Later that day, the group hosted a Waponaka Concert, a rich mix of parang, calypso and other cultural presentations at the Santa Rosa First Peoples Centre, Paul Mitchell Street, Arima.

Today, at 6 pm, the community is expected to host an orientation ceremony for visiting First Peoples delegates at the centre on Paul Mitchell Street. 

Tomorrow, the group is due to host an ancestral journey to Moruga, at which celebrants will perform sacred rites and various musical expressions.

Other events scheduled for the week include a symposium, titled, From Chrysalis to Butterfly: On Becoming Visible Towards Meaningful Recognition, at the University of Trinidad and Tobago’s O’Meara campus; a children’s rally and a ceremonial walk through Arima.

For Chief Ricardo Bharath-Hernandez, president of the Santa Rosa First Peoples, Arima–perhaps the largest and most vocal First Peoples community in the country–the holiday is not intended to encourage relaxation.

Rather, he said, apart from reflecting on the atrocities which were committed against the indigenous peoples, centuries ago, the holiday presented an opportunity to truly celebrate their contribution. 

It gives First Peoples descendants, numbering close to 1,500 in Arima, and others a chance to participate fully in the community’s events.

“Because, in ordinary times, without a holiday, people would usually say they can’t come because they have to work or their children can’t come because they have to go to school. So, my feeling and the community’s feeling was that with a national holiday, nobody cannot use that excuse not to participate.”

Outside of Arima, First Peoples descendants can be found in Lopinot, La Pastora, Maracas/St Joseph, Santa Cruz, Paria, Brasso Seco, Tabaquite, Moruga, Brazil, San Rafael and Talparo.

Bharath-Hernandez, who has said repeatedly they are not just another minority cultural group, insisted they had inherent rights with respect to land titles, which were supported by the United Nations Declaration of Rights of Indigenous Peoples. Some 144 countries, including TT, voted for the Declaration.

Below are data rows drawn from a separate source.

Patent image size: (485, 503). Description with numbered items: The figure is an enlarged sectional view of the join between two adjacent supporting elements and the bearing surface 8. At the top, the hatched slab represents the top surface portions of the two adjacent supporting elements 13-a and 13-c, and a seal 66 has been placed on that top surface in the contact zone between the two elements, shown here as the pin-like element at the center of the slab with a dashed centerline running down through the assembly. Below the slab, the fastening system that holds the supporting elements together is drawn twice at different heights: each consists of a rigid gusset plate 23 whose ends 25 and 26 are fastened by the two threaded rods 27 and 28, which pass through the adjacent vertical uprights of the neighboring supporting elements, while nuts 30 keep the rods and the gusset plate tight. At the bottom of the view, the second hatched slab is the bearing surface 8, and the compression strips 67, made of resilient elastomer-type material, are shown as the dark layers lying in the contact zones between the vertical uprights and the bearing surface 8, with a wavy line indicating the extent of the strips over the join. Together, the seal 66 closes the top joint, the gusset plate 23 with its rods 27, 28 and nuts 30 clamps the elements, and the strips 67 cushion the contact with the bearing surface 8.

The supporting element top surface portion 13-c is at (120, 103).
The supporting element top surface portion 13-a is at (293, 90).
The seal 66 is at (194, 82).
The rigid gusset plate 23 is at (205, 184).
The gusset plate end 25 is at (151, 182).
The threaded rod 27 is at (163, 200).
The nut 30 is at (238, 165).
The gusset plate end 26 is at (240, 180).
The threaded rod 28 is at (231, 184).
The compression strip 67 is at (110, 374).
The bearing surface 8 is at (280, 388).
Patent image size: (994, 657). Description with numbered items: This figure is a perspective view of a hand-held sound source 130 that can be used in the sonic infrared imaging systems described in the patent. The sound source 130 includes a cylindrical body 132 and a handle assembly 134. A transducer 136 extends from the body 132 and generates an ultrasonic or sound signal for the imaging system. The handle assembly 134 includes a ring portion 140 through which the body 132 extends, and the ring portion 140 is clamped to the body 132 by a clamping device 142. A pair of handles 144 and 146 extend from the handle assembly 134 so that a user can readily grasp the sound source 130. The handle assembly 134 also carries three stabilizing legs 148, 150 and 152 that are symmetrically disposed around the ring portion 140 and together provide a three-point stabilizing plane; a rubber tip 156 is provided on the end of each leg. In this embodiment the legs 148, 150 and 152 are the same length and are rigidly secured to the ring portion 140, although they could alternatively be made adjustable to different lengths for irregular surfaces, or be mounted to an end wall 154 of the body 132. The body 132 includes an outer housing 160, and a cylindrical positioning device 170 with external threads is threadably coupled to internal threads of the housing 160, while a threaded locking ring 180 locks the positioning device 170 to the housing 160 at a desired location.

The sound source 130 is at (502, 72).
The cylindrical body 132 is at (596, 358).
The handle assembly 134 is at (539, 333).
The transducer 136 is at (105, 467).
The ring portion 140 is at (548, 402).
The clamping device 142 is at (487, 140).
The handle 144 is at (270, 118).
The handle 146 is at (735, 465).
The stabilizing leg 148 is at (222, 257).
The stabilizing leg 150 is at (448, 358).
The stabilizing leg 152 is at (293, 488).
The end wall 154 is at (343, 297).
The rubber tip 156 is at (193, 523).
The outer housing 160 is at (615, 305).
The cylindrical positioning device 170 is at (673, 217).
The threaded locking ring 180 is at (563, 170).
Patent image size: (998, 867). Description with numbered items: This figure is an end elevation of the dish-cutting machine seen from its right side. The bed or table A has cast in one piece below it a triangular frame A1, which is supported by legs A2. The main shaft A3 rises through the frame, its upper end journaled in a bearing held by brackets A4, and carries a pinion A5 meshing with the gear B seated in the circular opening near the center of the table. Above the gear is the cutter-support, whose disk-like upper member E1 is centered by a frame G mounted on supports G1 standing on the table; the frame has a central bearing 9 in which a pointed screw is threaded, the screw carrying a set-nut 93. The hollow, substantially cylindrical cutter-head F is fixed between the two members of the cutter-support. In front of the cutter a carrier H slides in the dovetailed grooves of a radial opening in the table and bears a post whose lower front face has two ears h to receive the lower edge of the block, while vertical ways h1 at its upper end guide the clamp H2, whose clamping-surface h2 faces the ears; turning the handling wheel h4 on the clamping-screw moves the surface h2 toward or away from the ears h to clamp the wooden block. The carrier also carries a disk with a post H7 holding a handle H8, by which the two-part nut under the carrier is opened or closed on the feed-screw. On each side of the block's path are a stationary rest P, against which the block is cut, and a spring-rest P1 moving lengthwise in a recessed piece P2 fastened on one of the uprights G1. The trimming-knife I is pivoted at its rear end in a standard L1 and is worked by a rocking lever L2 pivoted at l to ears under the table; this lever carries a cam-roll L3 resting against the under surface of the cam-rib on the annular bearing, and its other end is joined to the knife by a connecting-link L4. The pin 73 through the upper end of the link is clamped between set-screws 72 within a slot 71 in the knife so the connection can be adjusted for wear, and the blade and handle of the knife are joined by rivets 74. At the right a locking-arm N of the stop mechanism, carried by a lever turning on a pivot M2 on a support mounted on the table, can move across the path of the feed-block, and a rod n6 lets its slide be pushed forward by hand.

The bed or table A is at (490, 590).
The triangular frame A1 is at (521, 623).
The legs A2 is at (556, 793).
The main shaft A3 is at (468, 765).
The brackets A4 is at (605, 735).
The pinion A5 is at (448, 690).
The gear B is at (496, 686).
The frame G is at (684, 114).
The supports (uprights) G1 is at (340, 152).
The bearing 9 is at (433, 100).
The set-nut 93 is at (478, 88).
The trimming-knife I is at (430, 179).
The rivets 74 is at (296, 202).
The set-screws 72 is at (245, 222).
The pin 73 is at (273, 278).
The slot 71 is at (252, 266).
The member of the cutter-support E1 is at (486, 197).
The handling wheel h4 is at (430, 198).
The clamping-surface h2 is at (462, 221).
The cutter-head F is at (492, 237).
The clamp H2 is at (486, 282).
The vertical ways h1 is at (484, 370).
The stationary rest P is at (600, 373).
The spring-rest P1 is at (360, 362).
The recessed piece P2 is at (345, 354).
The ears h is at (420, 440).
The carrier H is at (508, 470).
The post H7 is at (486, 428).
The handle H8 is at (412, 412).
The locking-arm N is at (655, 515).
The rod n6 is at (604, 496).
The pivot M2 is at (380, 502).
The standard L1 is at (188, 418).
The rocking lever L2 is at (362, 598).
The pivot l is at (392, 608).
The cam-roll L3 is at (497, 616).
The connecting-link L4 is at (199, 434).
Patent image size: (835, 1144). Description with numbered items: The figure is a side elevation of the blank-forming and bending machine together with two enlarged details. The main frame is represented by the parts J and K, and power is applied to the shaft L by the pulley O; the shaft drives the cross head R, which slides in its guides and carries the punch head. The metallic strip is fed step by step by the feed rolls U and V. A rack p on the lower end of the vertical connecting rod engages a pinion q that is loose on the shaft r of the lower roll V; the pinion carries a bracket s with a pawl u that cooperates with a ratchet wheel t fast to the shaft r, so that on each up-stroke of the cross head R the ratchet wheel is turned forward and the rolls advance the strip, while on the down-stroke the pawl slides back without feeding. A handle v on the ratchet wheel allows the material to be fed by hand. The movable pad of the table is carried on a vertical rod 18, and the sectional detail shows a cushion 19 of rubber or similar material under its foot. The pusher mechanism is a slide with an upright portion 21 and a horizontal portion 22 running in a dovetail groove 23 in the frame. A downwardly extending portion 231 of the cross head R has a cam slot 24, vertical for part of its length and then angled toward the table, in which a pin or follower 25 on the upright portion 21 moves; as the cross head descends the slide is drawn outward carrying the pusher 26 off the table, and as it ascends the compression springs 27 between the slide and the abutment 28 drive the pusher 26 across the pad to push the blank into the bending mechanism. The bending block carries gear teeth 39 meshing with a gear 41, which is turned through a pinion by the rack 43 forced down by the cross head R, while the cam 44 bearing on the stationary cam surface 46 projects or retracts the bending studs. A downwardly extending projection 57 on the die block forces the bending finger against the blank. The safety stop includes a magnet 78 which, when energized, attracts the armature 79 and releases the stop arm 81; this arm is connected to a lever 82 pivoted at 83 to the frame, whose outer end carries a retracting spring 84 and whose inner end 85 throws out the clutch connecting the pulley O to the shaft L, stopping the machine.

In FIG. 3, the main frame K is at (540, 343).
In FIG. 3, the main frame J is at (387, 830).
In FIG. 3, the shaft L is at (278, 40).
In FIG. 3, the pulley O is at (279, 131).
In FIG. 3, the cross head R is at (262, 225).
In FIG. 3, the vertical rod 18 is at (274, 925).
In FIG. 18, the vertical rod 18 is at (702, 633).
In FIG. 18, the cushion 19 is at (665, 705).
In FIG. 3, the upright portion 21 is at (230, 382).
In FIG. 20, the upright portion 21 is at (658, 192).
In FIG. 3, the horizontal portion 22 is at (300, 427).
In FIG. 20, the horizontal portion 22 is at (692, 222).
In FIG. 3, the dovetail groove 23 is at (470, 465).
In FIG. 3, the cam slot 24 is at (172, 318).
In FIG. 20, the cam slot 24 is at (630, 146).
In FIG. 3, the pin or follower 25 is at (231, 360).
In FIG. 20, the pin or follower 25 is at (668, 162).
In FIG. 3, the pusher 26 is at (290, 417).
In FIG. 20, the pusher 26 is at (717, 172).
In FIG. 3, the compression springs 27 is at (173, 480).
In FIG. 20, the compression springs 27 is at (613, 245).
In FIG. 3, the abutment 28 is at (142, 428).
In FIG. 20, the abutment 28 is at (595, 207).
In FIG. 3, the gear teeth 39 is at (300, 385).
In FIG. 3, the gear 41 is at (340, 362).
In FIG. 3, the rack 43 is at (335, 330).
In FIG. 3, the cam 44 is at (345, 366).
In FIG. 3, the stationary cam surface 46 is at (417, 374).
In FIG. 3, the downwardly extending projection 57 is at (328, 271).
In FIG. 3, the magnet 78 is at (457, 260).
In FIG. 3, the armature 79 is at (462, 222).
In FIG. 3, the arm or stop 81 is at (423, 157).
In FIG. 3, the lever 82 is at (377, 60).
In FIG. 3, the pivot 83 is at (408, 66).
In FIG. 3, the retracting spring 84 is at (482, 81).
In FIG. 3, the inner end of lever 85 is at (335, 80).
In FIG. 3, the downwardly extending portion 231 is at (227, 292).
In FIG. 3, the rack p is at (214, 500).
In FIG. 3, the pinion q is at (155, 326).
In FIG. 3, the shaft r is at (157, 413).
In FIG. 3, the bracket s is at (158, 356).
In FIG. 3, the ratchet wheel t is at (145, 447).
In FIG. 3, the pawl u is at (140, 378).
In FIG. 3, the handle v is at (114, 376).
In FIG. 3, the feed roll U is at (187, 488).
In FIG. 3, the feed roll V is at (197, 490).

Bharath-Hernandez was cautiously optimistic that the group’s lobby for a heritage park–a permanent place to call their own–will become a reality.

Plans for the park began during the former People’s National Movement administration, under late prime minister Patrick Manning. A Cabinet decision was taken to give the First Peoples a five-acre plot of land along Blanchisseuse Road, Arima, which they found to be inadequate. The community later identified a hilly piece of land which had once been occupied by First Peoples centuries ago.

When the People’s Partnership came into office, in May 2010, it rescinded the PNM’s offer of a five-acre plot, and gave the community an additional 20-acres at the same site. The land has since been surveyed, following which an offer of lease was issued to the community from the Commissioner of State Lands on September 9, 2015. Alluding to the movement toward economic diversification in this year’s budget, Bharath-Hernandez said First Peoples in other parts of the region, namely Dominica, Guyana and Suriname, were already firmly entrenched in their islands’ tourism initiatives.

“We are still to reach that point but we see potential in our vision for a permanent space to call our own. We can contribute to the tourism sector".

Bharath-Hernandez said the parcel of land which the community has received for its park, is expected to provide employment in the areas of food processing and sales, handicraft, wildlife farming and eco-tourism.

The facility also will contain a museum, cultural/recreational space and living quarters for the Carib Queen and about a dozen families.